In a statement to MJA InSight, Dr Frank Jones, the president of the Royal Australian College of General Practitioners (RACGP), said the college recognised the benefits of patients receiving continuous care from a GP, and was proposing a system of voluntary patient enrolment as part of its Vision for a Sustainable Health System. (4)

“When patients voluntarily enrol with a specific practice and preferred GP, their GP is able to refer to detailed medical records and ensure patients are not subjected to tests and treatments they do not need.

“This will give patients a medical home, and ensure care is patient centred, comprehensive and coordinated”, Dr Jones said.
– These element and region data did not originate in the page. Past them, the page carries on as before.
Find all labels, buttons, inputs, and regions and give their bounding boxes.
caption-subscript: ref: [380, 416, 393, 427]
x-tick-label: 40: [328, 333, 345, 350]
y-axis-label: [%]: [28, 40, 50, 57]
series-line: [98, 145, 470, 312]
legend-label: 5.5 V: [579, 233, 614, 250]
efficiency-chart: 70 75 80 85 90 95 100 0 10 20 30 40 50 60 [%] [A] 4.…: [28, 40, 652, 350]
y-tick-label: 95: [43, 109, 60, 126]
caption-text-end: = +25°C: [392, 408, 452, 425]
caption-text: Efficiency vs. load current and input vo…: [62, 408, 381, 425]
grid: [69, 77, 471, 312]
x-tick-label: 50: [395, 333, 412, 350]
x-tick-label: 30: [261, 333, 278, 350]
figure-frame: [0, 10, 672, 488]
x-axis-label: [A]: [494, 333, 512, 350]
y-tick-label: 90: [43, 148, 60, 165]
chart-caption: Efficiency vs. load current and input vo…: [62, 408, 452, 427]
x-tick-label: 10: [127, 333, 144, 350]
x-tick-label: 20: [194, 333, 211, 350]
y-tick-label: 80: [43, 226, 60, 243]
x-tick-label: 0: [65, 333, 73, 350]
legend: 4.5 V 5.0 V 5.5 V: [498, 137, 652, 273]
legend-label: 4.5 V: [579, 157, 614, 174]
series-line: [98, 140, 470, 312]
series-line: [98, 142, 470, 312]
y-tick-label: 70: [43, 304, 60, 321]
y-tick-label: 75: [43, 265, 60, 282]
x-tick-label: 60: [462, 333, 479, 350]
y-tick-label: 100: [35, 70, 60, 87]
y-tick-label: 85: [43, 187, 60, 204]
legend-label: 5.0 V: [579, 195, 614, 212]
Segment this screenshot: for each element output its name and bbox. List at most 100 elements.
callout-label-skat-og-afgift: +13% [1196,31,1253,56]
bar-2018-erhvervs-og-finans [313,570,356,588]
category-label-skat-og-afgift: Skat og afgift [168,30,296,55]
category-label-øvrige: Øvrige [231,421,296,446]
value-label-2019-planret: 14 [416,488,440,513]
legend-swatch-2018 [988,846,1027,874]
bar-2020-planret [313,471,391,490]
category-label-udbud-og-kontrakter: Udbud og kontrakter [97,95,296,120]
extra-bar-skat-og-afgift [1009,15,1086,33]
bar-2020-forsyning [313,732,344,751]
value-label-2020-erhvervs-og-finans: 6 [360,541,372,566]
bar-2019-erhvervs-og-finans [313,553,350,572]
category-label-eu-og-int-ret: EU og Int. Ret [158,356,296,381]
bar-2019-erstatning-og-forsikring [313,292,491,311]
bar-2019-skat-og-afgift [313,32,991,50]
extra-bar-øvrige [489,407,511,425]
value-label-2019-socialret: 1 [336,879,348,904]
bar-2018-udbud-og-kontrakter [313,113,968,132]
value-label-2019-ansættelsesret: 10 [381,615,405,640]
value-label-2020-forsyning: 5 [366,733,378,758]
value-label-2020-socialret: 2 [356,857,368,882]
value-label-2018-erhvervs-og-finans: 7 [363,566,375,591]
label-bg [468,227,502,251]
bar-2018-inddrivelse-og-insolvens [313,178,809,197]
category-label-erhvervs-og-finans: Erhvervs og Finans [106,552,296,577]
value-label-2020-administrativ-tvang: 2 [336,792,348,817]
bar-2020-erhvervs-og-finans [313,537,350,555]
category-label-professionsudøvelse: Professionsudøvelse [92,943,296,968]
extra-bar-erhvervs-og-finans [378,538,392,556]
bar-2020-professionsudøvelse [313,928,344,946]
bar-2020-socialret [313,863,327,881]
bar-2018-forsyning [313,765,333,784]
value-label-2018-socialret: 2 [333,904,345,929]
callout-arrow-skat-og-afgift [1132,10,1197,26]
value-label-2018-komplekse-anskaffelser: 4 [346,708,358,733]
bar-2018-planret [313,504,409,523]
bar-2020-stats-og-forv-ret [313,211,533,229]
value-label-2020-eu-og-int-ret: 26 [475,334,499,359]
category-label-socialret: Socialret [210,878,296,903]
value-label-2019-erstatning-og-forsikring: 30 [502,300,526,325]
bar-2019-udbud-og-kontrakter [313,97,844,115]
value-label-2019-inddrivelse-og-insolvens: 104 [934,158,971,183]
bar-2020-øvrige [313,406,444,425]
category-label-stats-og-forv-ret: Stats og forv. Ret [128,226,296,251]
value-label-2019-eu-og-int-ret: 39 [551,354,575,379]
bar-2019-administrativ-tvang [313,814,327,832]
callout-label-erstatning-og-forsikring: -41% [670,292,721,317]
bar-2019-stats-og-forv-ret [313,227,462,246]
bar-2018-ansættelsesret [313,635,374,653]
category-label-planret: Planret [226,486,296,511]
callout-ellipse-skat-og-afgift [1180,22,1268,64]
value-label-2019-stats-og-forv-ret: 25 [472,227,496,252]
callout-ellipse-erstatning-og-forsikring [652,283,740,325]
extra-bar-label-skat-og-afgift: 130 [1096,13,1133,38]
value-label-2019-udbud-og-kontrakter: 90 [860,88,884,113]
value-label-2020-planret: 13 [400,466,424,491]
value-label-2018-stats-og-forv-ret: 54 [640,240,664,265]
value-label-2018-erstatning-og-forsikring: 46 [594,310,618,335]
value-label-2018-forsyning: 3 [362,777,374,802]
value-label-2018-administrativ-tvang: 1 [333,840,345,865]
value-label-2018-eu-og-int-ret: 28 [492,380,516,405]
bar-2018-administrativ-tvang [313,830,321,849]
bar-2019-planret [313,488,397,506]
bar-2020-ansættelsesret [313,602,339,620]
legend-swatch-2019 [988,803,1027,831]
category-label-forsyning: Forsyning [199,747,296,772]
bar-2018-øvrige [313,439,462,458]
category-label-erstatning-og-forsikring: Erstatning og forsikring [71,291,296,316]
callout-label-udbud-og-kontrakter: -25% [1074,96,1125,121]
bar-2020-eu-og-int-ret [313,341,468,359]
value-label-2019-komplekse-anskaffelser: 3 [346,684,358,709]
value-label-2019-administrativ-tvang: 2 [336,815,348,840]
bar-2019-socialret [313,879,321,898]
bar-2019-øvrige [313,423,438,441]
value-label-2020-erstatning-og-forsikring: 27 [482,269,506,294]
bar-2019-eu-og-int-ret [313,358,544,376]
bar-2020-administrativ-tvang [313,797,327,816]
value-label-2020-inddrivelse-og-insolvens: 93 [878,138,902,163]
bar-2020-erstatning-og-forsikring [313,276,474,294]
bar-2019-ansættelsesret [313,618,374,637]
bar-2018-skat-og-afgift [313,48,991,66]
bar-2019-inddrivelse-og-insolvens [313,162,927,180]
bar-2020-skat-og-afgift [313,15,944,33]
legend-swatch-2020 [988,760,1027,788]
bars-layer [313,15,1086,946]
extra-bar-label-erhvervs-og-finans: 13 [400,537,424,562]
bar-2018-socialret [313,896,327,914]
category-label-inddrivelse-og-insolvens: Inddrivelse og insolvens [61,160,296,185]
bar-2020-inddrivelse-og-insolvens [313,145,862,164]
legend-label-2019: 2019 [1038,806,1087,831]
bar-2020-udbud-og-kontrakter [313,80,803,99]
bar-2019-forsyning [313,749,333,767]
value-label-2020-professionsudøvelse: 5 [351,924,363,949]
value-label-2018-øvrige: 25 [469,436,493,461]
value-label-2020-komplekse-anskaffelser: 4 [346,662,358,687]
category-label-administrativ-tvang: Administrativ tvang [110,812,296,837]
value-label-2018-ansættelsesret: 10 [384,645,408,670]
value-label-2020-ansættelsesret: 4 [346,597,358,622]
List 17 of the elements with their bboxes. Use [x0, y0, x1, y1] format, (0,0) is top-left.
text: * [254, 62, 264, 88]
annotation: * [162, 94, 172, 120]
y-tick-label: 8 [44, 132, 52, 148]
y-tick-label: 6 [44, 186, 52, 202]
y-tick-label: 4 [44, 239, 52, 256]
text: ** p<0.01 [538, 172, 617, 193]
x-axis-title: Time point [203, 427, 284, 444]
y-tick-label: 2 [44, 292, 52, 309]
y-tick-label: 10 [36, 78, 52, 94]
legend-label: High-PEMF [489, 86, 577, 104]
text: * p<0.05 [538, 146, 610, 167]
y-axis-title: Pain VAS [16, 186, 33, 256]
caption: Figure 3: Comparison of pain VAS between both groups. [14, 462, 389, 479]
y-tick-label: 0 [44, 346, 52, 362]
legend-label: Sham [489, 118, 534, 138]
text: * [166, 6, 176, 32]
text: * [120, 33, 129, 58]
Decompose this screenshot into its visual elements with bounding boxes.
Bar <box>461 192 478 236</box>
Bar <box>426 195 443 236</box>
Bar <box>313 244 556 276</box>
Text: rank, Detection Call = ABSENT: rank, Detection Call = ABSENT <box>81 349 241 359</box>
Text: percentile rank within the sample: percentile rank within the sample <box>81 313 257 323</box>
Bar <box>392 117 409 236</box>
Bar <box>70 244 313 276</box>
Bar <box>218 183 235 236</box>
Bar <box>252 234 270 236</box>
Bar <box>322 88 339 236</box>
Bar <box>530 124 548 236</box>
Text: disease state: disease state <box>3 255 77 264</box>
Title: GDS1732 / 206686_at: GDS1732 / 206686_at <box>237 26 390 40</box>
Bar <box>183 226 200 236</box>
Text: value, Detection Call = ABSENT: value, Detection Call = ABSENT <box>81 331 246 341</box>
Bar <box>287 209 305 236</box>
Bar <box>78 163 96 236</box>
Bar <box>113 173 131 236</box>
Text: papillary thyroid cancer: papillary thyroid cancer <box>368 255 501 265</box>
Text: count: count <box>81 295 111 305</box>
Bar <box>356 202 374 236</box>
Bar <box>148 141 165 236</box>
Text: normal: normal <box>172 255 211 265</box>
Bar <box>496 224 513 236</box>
1. JAMA Internal Medicine 2015; Online 18 May
2. JAMA Internal Medicine 2015; Online 18 May
3. Choosing Wisely Australia
4. RACGP vision for a sustainable health system

(Photo: Monkey Business Images / Shutterstock)

2 thoughts on “Value in care continuity

  1. CKN Queensland Health says:

    Continuity of care is not new. It was all there for my mum as the only registered nurse and midwife serving a huge community area around a central Queensland hospital in the 1950s. There was only one doctor also. Announcements regularly blasted across mum’s ‘off time’ movie cinema screenings advising all that “Sister Percival was required at the hospital immediately”. She was always on call. The town’s folk were also alerted with this announcement and took up their roles instantly without prompting. Mum says the doctor’s wife who had no medical or nursing training often scrubbed as an assistant in theatre. Continuity of carer care is brilliant and the gold standard but it does not exist in isolation.

  2. University of Western Australia Library says:

    The issue of continuity of carer has been the subject of many studies. It has been shown for example, that when midwives provide continuity through primary caseload models of care, many common interventions in childbirth are used less frequently with good maternal and infant outcomes. The other area where continuity is required is for some Aboriginal and Torres Strait Islander patients. Traversing health services, particularly when away from home communities, is a barrier that would be overcome with a journey partner – a health professional able to coordinate and communicate on behalf of the patient especially when there are multiple visits with a range of service providers. The translation of medical information would be managed far more effectively by someone who knows and is known by the patient. Aboriginal Health Workers/Practitioners are ideally placed to provide this continuity, but the models of care are not always in place to ensure this occurs. It remains a challenge to translate often complex medical complications and the interventions required to improve outcomes across diverse, multi-language Aboriginal and Torres Strait Islander communities. It would be cost effective over the life course to provide continuity of carer in a range of settings (maternity care, general practice, etc) so that complex clinical knowledge is transferred in meaningful and appropriate ways by people who know and understand those they are supporting. Patients are then supported to make the changes required to improve management of their health conditions. Acknowledging the importance of the relational aspect in the provision of health care is an important step to supporting improved health outcomes through continuity.